Social management of the livelihoods of people, social groups, and nations has experienced dramatic changes in recent decades. In a number of countries, particularly in the post-Soviet republics, the habitual stable social order has been gradually replaced by social chaos, characterized by disintegration and conflicts.
The nature of these social transformations was characterized by S. Huntington in his famous book ‘The Clash of Civilizationsand the Remaking of World Order.’ The author of the study declares, the core idea is that in the post-Cold War world, culture and the recognition of different cultural identities (that in the broadest sense coincides with the identity of civilization) determine the patterns of cohesion, disintegration and conflict [8, P. 12]. The researcher argues that in the new world the most large-scale, important and dangerous conflicts are not to arise between social classes, the poor and the rich, but between nations of different cultural identities [8, P. 17].

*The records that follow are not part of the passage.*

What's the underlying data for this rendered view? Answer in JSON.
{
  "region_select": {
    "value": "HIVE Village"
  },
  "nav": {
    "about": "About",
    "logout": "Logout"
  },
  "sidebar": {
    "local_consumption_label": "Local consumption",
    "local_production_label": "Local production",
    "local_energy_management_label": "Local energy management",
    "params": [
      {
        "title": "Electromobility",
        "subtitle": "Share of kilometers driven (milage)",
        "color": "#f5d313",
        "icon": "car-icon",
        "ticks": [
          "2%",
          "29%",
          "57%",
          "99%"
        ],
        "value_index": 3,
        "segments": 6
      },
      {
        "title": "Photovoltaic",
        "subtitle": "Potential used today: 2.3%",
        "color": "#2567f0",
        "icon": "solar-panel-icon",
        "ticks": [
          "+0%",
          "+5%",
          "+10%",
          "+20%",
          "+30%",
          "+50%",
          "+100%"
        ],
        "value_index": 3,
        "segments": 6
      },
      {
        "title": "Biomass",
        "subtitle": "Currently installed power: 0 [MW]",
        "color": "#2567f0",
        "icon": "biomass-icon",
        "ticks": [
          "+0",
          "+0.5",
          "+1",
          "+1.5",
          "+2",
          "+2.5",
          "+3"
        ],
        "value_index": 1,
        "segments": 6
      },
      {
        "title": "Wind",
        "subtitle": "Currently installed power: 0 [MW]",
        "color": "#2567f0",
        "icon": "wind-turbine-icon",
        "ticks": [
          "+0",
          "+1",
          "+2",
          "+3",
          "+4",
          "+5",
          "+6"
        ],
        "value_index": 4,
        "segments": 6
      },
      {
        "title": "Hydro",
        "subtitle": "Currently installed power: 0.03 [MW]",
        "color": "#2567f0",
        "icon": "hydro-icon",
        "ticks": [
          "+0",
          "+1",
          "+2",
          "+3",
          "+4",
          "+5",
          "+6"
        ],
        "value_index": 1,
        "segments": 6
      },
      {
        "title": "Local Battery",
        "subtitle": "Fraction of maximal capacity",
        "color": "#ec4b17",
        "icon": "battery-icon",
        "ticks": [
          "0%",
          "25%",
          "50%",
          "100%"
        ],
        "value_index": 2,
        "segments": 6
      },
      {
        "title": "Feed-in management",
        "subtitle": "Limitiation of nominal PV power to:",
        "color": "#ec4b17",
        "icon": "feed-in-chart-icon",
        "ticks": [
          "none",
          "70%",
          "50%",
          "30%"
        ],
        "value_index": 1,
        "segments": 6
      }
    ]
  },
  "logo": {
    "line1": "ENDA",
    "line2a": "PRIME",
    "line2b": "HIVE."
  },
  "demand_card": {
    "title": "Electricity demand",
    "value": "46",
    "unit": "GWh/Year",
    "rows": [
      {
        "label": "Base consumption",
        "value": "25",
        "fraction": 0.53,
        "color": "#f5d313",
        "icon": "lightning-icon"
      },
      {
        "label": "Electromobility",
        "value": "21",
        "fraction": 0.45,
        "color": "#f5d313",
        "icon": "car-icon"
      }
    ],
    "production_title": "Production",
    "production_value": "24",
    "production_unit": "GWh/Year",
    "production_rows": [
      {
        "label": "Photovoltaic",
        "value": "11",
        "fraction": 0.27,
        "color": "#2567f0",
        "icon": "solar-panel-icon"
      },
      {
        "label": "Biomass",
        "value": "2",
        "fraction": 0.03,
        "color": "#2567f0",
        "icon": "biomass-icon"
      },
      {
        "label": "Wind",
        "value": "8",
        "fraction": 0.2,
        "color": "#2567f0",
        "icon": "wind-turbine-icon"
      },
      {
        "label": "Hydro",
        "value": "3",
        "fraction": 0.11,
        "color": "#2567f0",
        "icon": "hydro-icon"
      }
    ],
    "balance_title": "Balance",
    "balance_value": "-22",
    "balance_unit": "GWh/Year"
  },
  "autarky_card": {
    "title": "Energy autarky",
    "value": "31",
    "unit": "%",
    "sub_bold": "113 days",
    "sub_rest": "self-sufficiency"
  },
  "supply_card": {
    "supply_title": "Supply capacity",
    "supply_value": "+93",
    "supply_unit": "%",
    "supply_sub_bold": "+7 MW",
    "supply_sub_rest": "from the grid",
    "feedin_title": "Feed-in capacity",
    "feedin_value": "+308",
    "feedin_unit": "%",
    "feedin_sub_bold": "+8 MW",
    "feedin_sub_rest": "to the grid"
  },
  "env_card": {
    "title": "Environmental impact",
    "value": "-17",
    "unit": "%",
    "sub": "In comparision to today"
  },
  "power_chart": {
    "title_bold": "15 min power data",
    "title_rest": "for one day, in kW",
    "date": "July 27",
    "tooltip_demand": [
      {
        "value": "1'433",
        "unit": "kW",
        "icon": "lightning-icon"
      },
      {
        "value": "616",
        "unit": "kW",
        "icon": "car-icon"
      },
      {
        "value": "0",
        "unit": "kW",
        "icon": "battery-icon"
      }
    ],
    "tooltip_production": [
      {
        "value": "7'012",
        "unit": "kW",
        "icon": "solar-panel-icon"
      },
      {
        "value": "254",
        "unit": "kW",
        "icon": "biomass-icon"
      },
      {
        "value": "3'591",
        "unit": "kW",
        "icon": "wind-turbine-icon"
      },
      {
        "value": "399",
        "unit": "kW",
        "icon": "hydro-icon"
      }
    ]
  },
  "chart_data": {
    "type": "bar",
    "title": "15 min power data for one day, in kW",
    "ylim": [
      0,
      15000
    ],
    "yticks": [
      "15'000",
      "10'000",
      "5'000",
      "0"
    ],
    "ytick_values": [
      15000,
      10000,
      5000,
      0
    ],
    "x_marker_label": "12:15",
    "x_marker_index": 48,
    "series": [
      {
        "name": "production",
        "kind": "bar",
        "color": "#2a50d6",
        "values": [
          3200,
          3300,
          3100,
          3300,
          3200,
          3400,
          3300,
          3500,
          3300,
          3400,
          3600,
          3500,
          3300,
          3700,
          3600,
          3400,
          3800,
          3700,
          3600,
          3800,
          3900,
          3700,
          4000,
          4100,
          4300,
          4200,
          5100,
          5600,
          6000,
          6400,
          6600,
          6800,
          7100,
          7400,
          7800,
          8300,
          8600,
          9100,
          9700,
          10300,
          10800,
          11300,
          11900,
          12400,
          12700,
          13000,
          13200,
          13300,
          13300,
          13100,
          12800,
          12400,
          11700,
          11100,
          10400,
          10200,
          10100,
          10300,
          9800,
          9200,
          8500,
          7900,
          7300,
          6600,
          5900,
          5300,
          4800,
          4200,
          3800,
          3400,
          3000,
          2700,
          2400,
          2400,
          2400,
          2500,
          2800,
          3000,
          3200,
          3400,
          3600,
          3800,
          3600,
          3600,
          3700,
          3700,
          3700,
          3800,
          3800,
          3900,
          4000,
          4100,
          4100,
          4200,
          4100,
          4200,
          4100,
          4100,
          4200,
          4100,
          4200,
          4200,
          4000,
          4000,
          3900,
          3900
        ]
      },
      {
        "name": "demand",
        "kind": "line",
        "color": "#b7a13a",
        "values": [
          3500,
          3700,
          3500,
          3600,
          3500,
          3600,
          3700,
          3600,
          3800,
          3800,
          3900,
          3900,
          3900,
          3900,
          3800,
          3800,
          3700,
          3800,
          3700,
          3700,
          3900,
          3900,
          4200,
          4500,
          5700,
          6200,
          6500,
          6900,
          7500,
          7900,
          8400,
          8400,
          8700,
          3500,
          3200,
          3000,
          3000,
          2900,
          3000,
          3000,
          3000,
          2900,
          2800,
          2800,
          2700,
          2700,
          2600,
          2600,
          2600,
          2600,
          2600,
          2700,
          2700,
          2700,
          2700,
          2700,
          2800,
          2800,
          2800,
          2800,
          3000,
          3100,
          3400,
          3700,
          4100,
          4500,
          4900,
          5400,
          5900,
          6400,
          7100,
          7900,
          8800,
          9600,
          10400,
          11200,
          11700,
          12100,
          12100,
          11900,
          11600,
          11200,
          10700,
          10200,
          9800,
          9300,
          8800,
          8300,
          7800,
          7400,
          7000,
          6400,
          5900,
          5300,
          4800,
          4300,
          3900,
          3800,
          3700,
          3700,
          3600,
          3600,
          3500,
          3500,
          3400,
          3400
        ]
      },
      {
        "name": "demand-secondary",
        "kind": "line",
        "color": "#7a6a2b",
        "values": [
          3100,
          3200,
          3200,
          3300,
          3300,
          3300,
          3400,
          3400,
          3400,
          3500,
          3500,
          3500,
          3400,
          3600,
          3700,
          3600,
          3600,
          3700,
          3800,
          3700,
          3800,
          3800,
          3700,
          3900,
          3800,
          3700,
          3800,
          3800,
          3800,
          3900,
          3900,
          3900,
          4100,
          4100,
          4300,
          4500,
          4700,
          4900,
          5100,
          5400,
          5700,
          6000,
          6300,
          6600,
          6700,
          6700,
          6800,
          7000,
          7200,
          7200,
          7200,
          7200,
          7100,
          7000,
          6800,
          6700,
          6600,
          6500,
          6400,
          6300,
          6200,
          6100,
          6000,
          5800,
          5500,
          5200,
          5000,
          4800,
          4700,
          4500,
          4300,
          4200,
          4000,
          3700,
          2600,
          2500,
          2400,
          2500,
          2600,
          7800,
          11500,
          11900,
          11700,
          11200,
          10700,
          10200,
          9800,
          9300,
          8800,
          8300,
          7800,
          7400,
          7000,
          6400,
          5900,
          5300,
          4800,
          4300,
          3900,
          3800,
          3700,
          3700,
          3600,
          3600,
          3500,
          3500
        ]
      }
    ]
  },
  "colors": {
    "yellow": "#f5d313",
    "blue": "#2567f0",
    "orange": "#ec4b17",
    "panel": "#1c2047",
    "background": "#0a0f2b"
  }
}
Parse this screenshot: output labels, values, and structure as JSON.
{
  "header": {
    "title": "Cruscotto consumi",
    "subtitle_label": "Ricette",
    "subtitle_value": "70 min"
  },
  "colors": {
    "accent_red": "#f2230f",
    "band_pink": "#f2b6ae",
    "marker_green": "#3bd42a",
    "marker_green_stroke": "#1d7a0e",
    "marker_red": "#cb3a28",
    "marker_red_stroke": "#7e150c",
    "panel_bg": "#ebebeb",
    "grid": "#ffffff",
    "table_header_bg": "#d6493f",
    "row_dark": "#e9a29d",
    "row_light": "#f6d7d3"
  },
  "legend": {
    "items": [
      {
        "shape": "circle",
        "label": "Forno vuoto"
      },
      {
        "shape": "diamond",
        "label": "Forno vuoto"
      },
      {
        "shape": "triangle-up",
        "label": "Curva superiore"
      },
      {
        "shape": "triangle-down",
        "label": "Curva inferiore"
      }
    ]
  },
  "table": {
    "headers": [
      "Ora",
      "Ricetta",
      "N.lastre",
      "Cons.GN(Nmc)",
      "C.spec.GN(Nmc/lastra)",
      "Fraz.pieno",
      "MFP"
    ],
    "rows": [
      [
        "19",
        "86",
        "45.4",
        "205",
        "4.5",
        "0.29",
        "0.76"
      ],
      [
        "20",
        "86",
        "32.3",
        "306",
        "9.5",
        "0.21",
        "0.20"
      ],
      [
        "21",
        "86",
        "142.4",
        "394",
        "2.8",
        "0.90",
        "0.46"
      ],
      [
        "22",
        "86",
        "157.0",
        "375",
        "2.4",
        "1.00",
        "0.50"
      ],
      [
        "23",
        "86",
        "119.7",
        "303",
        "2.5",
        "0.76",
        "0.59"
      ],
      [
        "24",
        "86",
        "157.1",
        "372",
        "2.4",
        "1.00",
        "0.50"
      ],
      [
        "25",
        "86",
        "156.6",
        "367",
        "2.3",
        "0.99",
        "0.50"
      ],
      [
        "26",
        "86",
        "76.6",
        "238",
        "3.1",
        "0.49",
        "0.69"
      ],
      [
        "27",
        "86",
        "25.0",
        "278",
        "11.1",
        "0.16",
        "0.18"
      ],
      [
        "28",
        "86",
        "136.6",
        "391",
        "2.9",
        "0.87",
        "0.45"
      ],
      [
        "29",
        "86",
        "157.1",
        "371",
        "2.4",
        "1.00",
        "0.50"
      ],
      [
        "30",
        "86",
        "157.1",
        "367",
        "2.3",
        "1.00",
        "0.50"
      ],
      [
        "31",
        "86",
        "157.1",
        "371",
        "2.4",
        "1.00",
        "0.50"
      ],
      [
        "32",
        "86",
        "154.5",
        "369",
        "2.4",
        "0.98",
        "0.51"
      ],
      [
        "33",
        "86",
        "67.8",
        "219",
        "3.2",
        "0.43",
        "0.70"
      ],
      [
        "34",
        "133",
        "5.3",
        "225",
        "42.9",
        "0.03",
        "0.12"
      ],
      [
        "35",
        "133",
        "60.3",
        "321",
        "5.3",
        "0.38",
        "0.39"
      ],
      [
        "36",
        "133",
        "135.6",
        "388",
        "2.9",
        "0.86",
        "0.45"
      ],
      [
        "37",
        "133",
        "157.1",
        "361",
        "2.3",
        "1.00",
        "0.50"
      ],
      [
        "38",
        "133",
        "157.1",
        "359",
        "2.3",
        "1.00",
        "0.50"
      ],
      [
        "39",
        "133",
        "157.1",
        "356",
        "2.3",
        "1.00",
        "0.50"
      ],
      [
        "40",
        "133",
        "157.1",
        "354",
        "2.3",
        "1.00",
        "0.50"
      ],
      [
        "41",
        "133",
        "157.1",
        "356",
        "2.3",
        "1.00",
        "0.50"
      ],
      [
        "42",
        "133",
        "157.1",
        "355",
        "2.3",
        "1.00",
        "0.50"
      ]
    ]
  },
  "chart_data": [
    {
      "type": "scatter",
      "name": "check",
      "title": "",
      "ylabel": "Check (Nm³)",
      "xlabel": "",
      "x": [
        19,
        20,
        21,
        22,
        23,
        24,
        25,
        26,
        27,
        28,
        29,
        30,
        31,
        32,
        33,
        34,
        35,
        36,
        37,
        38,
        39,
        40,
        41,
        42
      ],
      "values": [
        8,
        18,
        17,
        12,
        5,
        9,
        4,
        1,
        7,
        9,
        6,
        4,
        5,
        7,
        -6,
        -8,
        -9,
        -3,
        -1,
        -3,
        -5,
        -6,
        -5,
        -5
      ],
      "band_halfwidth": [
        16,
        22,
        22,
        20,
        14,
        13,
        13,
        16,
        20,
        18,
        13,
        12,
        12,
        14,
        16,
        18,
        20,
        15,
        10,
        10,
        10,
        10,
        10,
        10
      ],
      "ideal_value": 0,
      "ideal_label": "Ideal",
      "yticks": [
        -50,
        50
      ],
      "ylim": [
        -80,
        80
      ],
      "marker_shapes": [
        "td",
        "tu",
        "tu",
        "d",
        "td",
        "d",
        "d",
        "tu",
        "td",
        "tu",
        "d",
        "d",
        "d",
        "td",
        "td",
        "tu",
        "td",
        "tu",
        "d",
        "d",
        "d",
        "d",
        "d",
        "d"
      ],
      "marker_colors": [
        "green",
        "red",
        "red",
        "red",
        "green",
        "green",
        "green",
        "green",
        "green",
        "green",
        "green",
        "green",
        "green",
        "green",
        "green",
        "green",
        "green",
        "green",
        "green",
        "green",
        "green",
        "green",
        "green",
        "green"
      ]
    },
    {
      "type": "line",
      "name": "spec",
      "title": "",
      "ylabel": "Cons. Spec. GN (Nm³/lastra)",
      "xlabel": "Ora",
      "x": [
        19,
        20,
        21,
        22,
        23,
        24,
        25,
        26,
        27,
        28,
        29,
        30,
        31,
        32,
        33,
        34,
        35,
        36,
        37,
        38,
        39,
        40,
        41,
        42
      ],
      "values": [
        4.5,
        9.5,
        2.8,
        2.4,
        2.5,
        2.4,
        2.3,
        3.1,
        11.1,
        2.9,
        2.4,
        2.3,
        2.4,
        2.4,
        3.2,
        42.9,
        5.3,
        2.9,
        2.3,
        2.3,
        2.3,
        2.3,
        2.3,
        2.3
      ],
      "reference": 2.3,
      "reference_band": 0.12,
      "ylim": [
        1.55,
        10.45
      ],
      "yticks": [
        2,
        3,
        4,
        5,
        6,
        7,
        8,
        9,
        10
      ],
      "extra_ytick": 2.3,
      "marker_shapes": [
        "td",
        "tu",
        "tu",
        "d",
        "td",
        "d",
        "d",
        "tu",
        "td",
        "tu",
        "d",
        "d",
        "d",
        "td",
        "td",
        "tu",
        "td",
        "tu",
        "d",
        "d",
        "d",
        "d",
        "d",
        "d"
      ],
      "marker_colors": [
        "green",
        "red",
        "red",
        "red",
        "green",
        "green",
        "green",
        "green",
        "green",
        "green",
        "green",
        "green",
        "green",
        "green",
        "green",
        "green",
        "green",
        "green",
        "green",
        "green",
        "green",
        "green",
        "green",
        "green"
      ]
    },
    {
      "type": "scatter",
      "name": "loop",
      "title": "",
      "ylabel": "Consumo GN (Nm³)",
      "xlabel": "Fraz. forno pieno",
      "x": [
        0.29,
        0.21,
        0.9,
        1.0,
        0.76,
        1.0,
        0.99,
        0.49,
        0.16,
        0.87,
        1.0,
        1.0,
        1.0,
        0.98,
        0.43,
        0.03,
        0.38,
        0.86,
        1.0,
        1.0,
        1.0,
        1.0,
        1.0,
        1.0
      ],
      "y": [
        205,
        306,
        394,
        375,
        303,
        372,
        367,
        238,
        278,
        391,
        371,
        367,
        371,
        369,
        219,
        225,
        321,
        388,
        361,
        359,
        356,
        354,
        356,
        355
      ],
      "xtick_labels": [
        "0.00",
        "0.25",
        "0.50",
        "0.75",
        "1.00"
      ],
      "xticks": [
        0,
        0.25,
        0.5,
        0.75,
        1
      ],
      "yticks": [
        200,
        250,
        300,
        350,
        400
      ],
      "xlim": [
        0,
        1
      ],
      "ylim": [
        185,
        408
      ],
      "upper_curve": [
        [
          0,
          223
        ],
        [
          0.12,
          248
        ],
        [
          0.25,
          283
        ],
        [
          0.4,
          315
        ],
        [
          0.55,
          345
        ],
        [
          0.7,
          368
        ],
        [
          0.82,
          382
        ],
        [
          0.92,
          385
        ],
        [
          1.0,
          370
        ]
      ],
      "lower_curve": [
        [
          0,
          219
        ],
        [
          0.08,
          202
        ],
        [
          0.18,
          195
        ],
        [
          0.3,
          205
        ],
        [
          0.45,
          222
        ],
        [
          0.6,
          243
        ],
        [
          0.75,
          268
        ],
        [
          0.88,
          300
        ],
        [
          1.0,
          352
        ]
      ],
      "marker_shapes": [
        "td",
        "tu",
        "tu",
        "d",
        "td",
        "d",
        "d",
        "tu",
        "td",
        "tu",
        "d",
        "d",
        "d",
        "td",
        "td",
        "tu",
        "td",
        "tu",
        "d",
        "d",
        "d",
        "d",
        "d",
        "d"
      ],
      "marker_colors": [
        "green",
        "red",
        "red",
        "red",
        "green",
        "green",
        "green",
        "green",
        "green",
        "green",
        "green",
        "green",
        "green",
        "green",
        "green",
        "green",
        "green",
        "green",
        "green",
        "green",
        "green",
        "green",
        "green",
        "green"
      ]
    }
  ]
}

Comprehension of the distinctions existing in cultural identities as the primary source of future social conflicts actualizes the problem of the subcultures' role in the processes of social management. The mentioned problem is poorly studied in general, yet it attracts considerable attention to the possibility of the latent structures taking advantage of various subcultures to influence the processes of social management.
The purpose of the article is to substantiate the role of subcultures in the processes of latent social management.
Key words: subculture, social role, values, authority, collective culture, social technology, social trauma.